White House Recognizes FVSU Dean as "Champion of Change" | News
Fort Valley, Ga. – President Obama’s Winning the Future initiative recognized “Champions of Change” Sept. 6, and one of Fort Valley State University’s deans was among those honored at the White House.
Dr. Govind Kannan, who oversees the College of Agriculture, Family Sciences and Technology, gained notice for his commitment to Strengthening Food Security in the United States and around the world. He also served as a panelist who addressed global food security stakeholders.
Those recognized know hunger is an issue that touches the lives of people all around us. Using innovative approaches, the champions are striving to ensure that no man, woman or child goes hungry and are inspiring others to do the same.
The dean has spent his entire career in applied research and outreach empowering small and underrepresented farmers with the knowledge and technical skills needed to sustain successful
agricultural enterprises. Kannan strongly feels that farms are the key to revitalizing rural communities and strengthening food security, and he played a lead role in establishing a research consortium of 1890 land-grant institutions focused on integrated plant-animal farming systems to promote economic stability and environmental stewardship on limited-resource farms.
Under his leadership, the Fort Valley State’s global outreach has increased tremendously, with growing numbers of FVSU scientists traveling to other countries to conduct training programs, and scientists, students, producers and government officials from various countries in Africa, South America, Asia and Europe visiting the university’s Georgia Small Ruminant Research and Extension Center to learn about sustainable goat and sheep production methods each year.
“To be recognized by President Obama is an incredible honor to me.

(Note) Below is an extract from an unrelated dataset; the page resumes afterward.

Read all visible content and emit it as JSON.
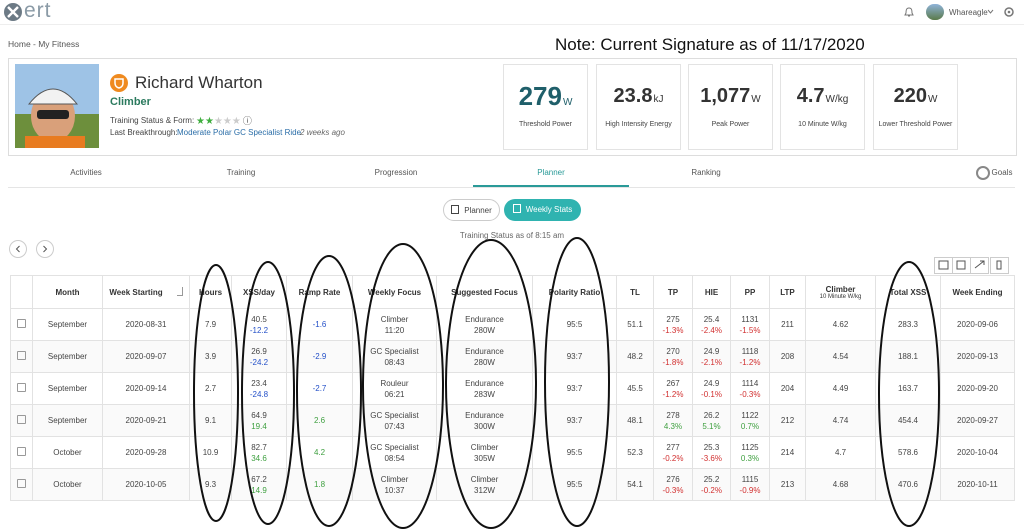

It was a very humbling experience. Ten other people were recognized, including Ambassador Kenneth Quinn, president of World Food Prize Foundation; Dr. June Henton, dean of the College of Human Sciences at Auburn University; and Dr. Claudia Llanten, a physician from Colombia, who served on the global food security panel along with myself,” Kannan said. “This is also a testament to all the good things FVSU does through applied research and outreach activities to improve the livelihood of limited-resource farmers in the U.S. and around the world.”

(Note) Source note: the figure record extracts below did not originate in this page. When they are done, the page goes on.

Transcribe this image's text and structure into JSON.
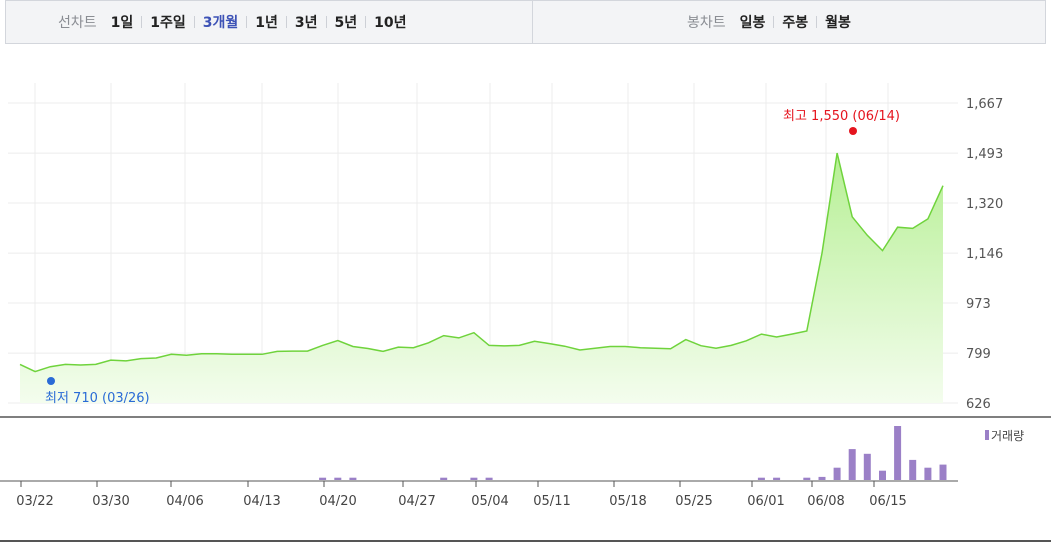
{
  "toolbar": {
    "line_title": "선차트",
    "line_options": [
      "1일",
      "1주일",
      "3개월",
      "1년",
      "3년",
      "5년",
      "10년"
    ],
    "line_active": "3개월",
    "candle_title": "봉차트",
    "candle_options": [
      "일봉",
      "주봉",
      "월봉"
    ]
  },
  "chart_data": {
    "type": "area",
    "ylim": [
      626,
      1667
    ],
    "y_ticks": [
      "1,667",
      "1,493",
      "1,320",
      "1,146",
      "973",
      "799",
      "626"
    ],
    "y_tick_values": [
      1667,
      1493,
      1320,
      1146,
      973,
      799,
      626
    ],
    "x_tick_labels": [
      "03/22",
      "03/30",
      "04/06",
      "04/13",
      "04/20",
      "04/27",
      "05/04",
      "05/11",
      "05/18",
      "05/25",
      "06/01",
      "06/08",
      "06/15"
    ],
    "grid": true,
    "max_label": "최고 1,550 (06/14)",
    "min_label": "최저 710 (03/26)",
    "volume_legend": "거래량",
    "series": [
      {
        "values": [
          760,
          735,
          752,
          760,
          758,
          760,
          775,
          772,
          780,
          782,
          795,
          792,
          797,
          797,
          795,
          795,
          795,
          805,
          806,
          806,
          826,
          843,
          822,
          815,
          805,
          820,
          818,
          835,
          860,
          852,
          870,
          826,
          824,
          826,
          840,
          832,
          823,
          810,
          816,
          822,
          822,
          818,
          816,
          814,
          846,
          825,
          816,
          826,
          842,
          865,
          855,
          865,
          876,
          1146,
          1493,
          1272,
          1208,
          1155,
          1236,
          1232,
          1265,
          1380
        ]
      },
      {
        "values": [
          0,
          0,
          0,
          0,
          0,
          0,
          0,
          0,
          0,
          0,
          0,
          0,
          0,
          0,
          0,
          0,
          0,
          0,
          0,
          0,
          1.5,
          1.5,
          1.5,
          0,
          0,
          0,
          0,
          0,
          1.5,
          0,
          1.5,
          1.5,
          0,
          0,
          0,
          0,
          0,
          0,
          0,
          0,
          0,
          0,
          0,
          0,
          0,
          0,
          0,
          0,
          0,
          1.5,
          1.5,
          0,
          1.5,
          2,
          8,
          20,
          17,
          6,
          35,
          13,
          8,
          10
        ]
      }
    ]
  }
}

Each week, a different sector is highlighted and groups of Champions, ranging from educators to entrepreneurs to community leaders, are recognized for the work they are doing to serve and strengthen their communities.

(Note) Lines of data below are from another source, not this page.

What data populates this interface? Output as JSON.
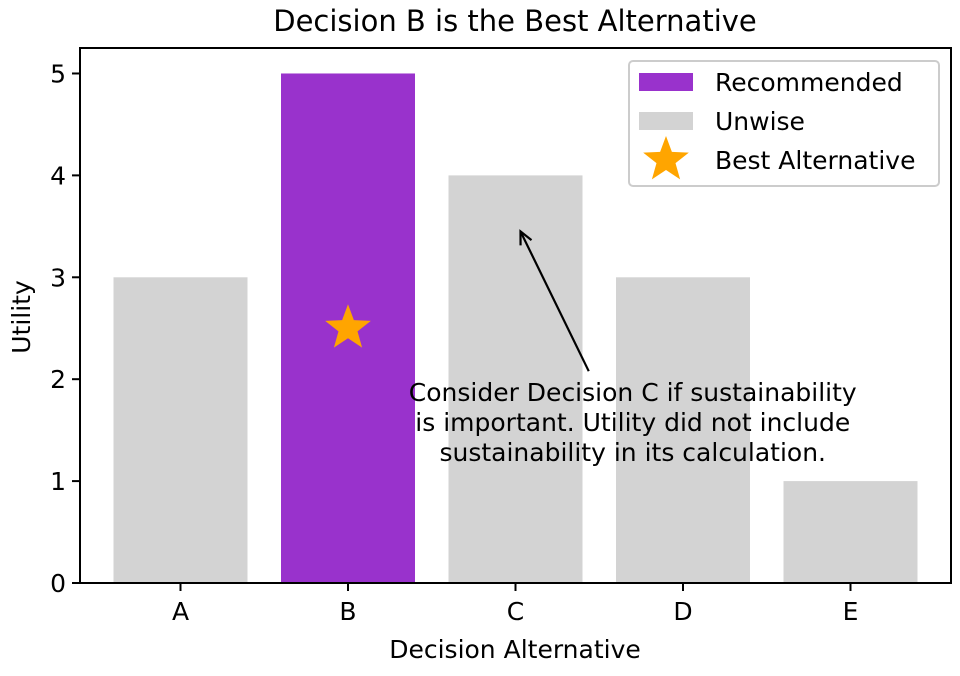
{
  "chart_data": {
    "type": "bar",
    "title": "Decision B is the Best Alternative",
    "xlabel": "Decision Alternative",
    "ylabel": "Utility",
    "categories": [
      "A",
      "B",
      "C",
      "D",
      "E"
    ],
    "values": [
      3,
      5,
      4,
      3,
      1
    ],
    "ylim": [
      0,
      5.25
    ],
    "yticks": [
      "0",
      "1",
      "2",
      "3",
      "4",
      "5"
    ],
    "grid": false,
    "colors": {
      "recommended": "#9932CC",
      "unwise": "#D3D3D3",
      "star": "#FFA500",
      "axis": "#000000"
    },
    "bar_groups": [
      "unwise",
      "recommended",
      "unwise",
      "unwise",
      "unwise"
    ],
    "star_marker": {
      "category": "B",
      "y": 2.5
    },
    "legend": {
      "position": "top-right",
      "entries": [
        {
          "key": "recommended",
          "label": "Recommended",
          "marker": "bar"
        },
        {
          "key": "unwise",
          "label": "Unwise",
          "marker": "bar"
        },
        {
          "key": "star",
          "label": "Best Alternative",
          "marker": "star-icon"
        }
      ]
    },
    "annotation": {
      "lines": [
        "Consider Decision C if sustainability",
        "is important.  Utility did not include",
        "sustainability in its calculation."
      ],
      "arrow_to": {
        "category": "C",
        "y": 3.45
      },
      "text_anchor": {
        "x_category_offset": 2.7,
        "y": 2.0
      }
    }
  }
}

“Today’s champions are examples of the groundbreaking work being done to tackle hunger at home and abroad. These individuals are making improved access to healthy food a reality for millions of individuals in need,” said Agriculture Deputy Secretary Kathleen Merrigan. “Establishing global food security isn’t just critical for those now suffering from hunger. It is also vital to our long-term economic prosperity. We applaud the champions for their efforts to empower families and communities and to reduce the depth and severity of hunger around the world.”